The 2DCC research priorities are organized by four science drivers that are motivated by the unique properties of layered materials that often emerge in ultrathin or few-layer films, necessitating atomic-level control of film growth mode, stoichiometry, point defects and structural imperfections.
|Physics of 2D Systems (Py2D) –
This science driver focuses on providing enabling materials synthesis, characterization, and modeling capabilities to facilitate fundamental studies of new fundamental physical processes that occur in 2D systems, such as efficient spin-charge conversion and the quantum anomalous Hall effect in topological insulators, valleytronics in transition metal dichalcogenides, and quantum transport in 2D heterostructures.

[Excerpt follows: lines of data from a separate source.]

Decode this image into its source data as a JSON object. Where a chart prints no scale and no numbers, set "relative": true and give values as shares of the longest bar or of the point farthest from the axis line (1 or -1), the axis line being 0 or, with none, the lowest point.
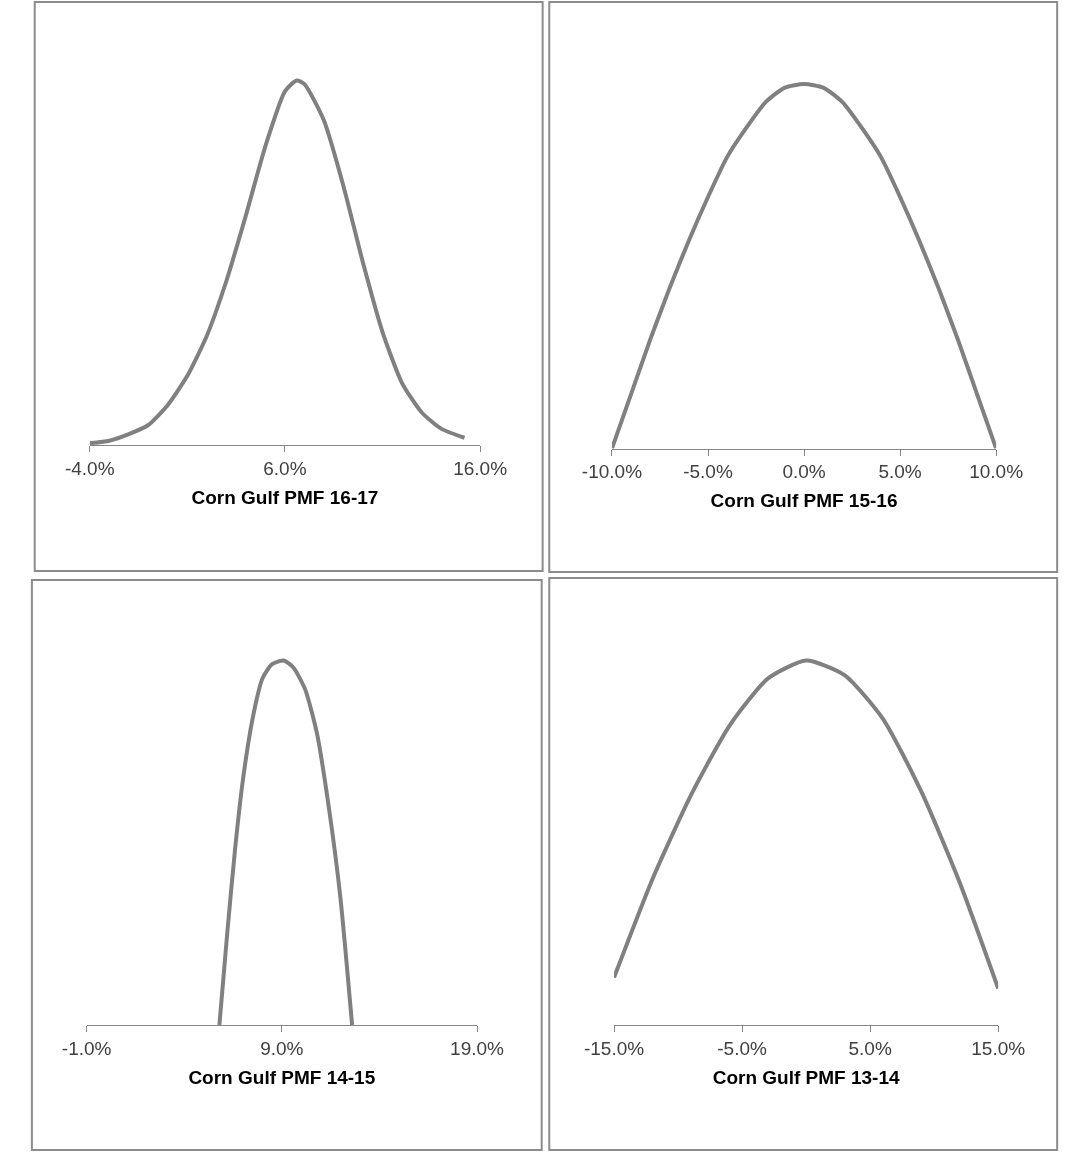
{
  "chart_data": [
    {
      "type": "line",
      "relative": true,
      "xlabel": "Corn Gulf PMF 16-17",
      "xlim": [
        -4,
        16
      ],
      "xticks": [
        {
          "value": -4,
          "label": "-4.0%"
        },
        {
          "value": 6,
          "label": "6.0%"
        },
        {
          "value": 16,
          "label": "16.0%"
        }
      ],
      "tick_labels": "x",
      "grid": false,
      "marker": "none",
      "line_style": "solid",
      "series": [
        {
          "color": "#808080",
          "x": [
            -4,
            -3,
            -2,
            -1,
            0,
            1,
            2,
            3,
            4,
            5,
            6,
            6.6,
            7,
            8,
            9,
            10,
            11,
            12,
            13,
            14,
            15.2
          ],
          "values": [
            0.005,
            0.012,
            0.03,
            0.055,
            0.11,
            0.19,
            0.3,
            0.45,
            0.63,
            0.82,
            0.97,
            1,
            0.99,
            0.89,
            0.71,
            0.5,
            0.31,
            0.17,
            0.09,
            0.045,
            0.02
          ]
        }
      ]
    },
    {
      "type": "line",
      "relative": true,
      "xlabel": "Corn Gulf PMF 15-16",
      "xlim": [
        -10,
        10
      ],
      "xticks": [
        {
          "value": -10,
          "label": "-10.0%"
        },
        {
          "value": -5,
          "label": "-5.0%"
        },
        {
          "value": 0,
          "label": "0.0%"
        },
        {
          "value": 5,
          "label": "5.0%"
        },
        {
          "value": 10,
          "label": "10.0%"
        }
      ],
      "tick_labels": "x",
      "grid": false,
      "marker": "none",
      "line_style": "solid",
      "series": [
        {
          "color": "#808080",
          "x": [
            -10,
            -9,
            -8,
            -7,
            -6,
            -5,
            -4,
            -3,
            -2,
            -1,
            0,
            1,
            2,
            3,
            4,
            5,
            6,
            7,
            8,
            9,
            10
          ],
          "values": [
            0,
            0.15,
            0.3,
            0.44,
            0.57,
            0.69,
            0.8,
            0.88,
            0.95,
            0.99,
            1,
            0.99,
            0.95,
            0.88,
            0.8,
            0.69,
            0.57,
            0.44,
            0.3,
            0.15,
            0
          ]
        }
      ]
    },
    {
      "type": "line",
      "relative": true,
      "xlabel": "Corn Gulf PMF 14-15",
      "xlim": [
        -1,
        19
      ],
      "xticks": [
        {
          "value": -1,
          "label": "-1.0%"
        },
        {
          "value": 9,
          "label": "9.0%"
        },
        {
          "value": 19,
          "label": "19.0%"
        }
      ],
      "tick_labels": "x",
      "grid": false,
      "marker": "none",
      "line_style": "solid",
      "series": [
        {
          "color": "#808080",
          "x": [
            5.8,
            6.2,
            6.6,
            7.0,
            7.5,
            8.0,
            8.5,
            9.1,
            9.6,
            10.2,
            10.8,
            11.4,
            12.0,
            12.6
          ],
          "values": [
            0,
            0.25,
            0.48,
            0.67,
            0.84,
            0.95,
            0.99,
            1,
            0.98,
            0.92,
            0.8,
            0.6,
            0.35,
            0
          ]
        }
      ]
    },
    {
      "type": "line",
      "relative": true,
      "xlabel": "Corn Gulf PMF 13-14",
      "xlim": [
        -15,
        15
      ],
      "xticks": [
        {
          "value": -15,
          "label": "-15.0%"
        },
        {
          "value": -5,
          "label": "-5.0%"
        },
        {
          "value": 5,
          "label": "5.0%"
        },
        {
          "value": 15,
          "label": "15.0%"
        }
      ],
      "tick_labels": "x",
      "grid": false,
      "marker": "none",
      "line_style": "solid",
      "series": [
        {
          "color": "#808080",
          "x": [
            -15,
            -12,
            -9,
            -6,
            -3,
            0,
            3,
            6,
            9,
            12,
            15
          ],
          "values": [
            0.13,
            0.4,
            0.63,
            0.82,
            0.95,
            1,
            0.96,
            0.84,
            0.64,
            0.39,
            0.1
          ]
        }
      ]
    }
  ]
}
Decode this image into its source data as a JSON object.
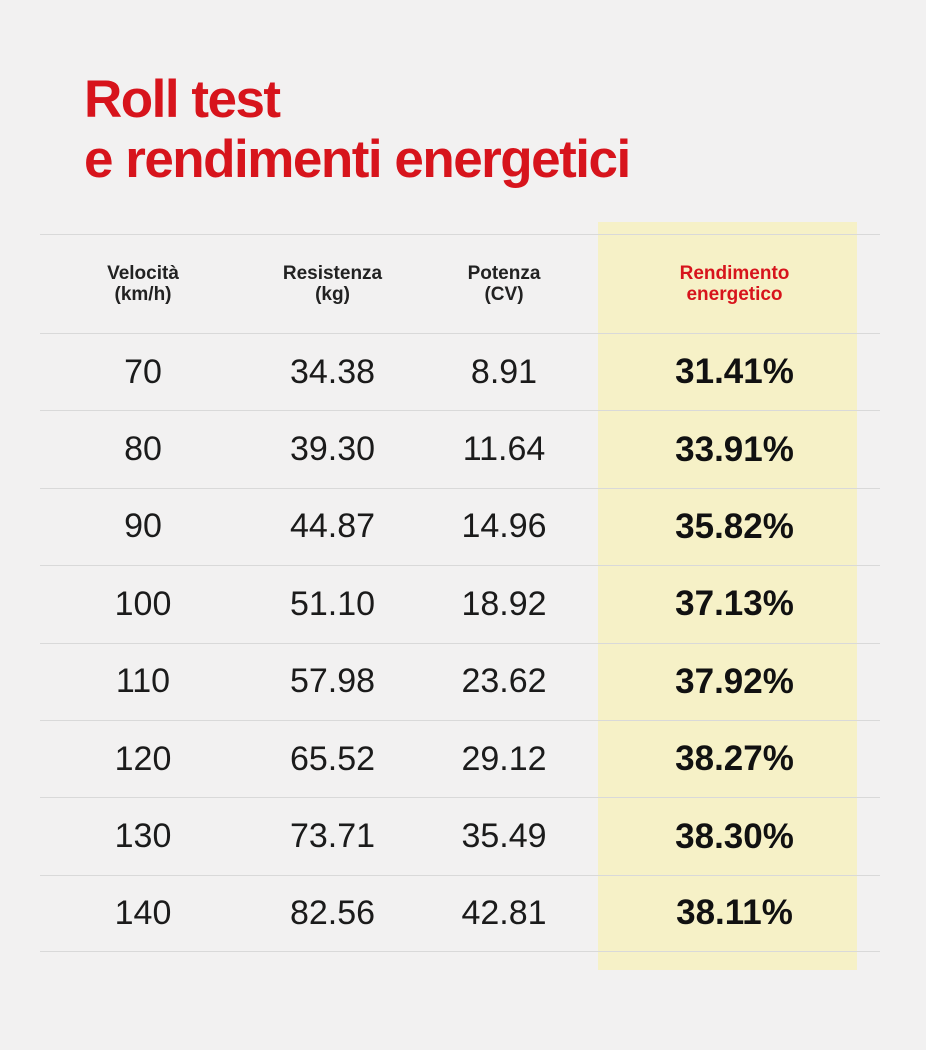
{
  "title": {
    "line1": "Roll test",
    "line2": "e rendimenti energetici"
  },
  "colors": {
    "accent": "#d7141c",
    "highlight": "#f6f1c7",
    "background": "#f2f1f1"
  },
  "chart_data": {
    "type": "table",
    "title": "Roll test e rendimenti energetici",
    "columns": [
      "Velocità\n(km/h)",
      "Resistenza\n(kg)",
      "Potenza\n(CV)",
      "Rendimento\nenergetico"
    ],
    "highlighted_column": 3,
    "rows": [
      [
        "70",
        "34.38",
        "8.91",
        "31.41%"
      ],
      [
        "80",
        "39.30",
        "11.64",
        "33.91%"
      ],
      [
        "90",
        "44.87",
        "14.96",
        "35.82%"
      ],
      [
        "100",
        "51.10",
        "18.92",
        "37.13%"
      ],
      [
        "110",
        "57.98",
        "23.62",
        "37.92%"
      ],
      [
        "120",
        "65.52",
        "29.12",
        "38.27%"
      ],
      [
        "130",
        "73.71",
        "35.49",
        "38.30%"
      ],
      [
        "140",
        "82.56",
        "42.81",
        "38.11%"
      ]
    ]
  }
}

|Epitaxy of 2D Chalcogenides (Ep2D) –
This science driver seeks to understand fundamental mechanisms of 2D film formation in van der Waals bonded systems including the role of the substrate in nucleation and epitaxy, self-limited growth of monolayers, epitaxy in 2D heterostructures, miscibility and alloy formation, intentional doping, and native defects.
|Next-generation 2D Electronics (NGDev) –
This science driver focuses on providing enabling materials synthesis and characterization capabilities to facilitate development of next-generation electronics (2D tunnel transistors, thin film transistors for flexible electronics, etc.) and optoelectronics (2D photodetectors, integrated photonics, single photon sources, etc.).
|Advanced Characterization and Modelling (AC&M) –
This science driver focuses on developing techniques and tools to study 2D chalcogenide films in situ and under controlled ambient to elucidate the evolution of surface morphology, growth-related defects, electronic band structure, carrier transport, etc. Closely integrated theory and simulation targets key kinetic processes during growth, enables new insights on in situ characterization, and accelerates the identification of compelling synthetic targets to overcome experimental obstacles to their synthesis.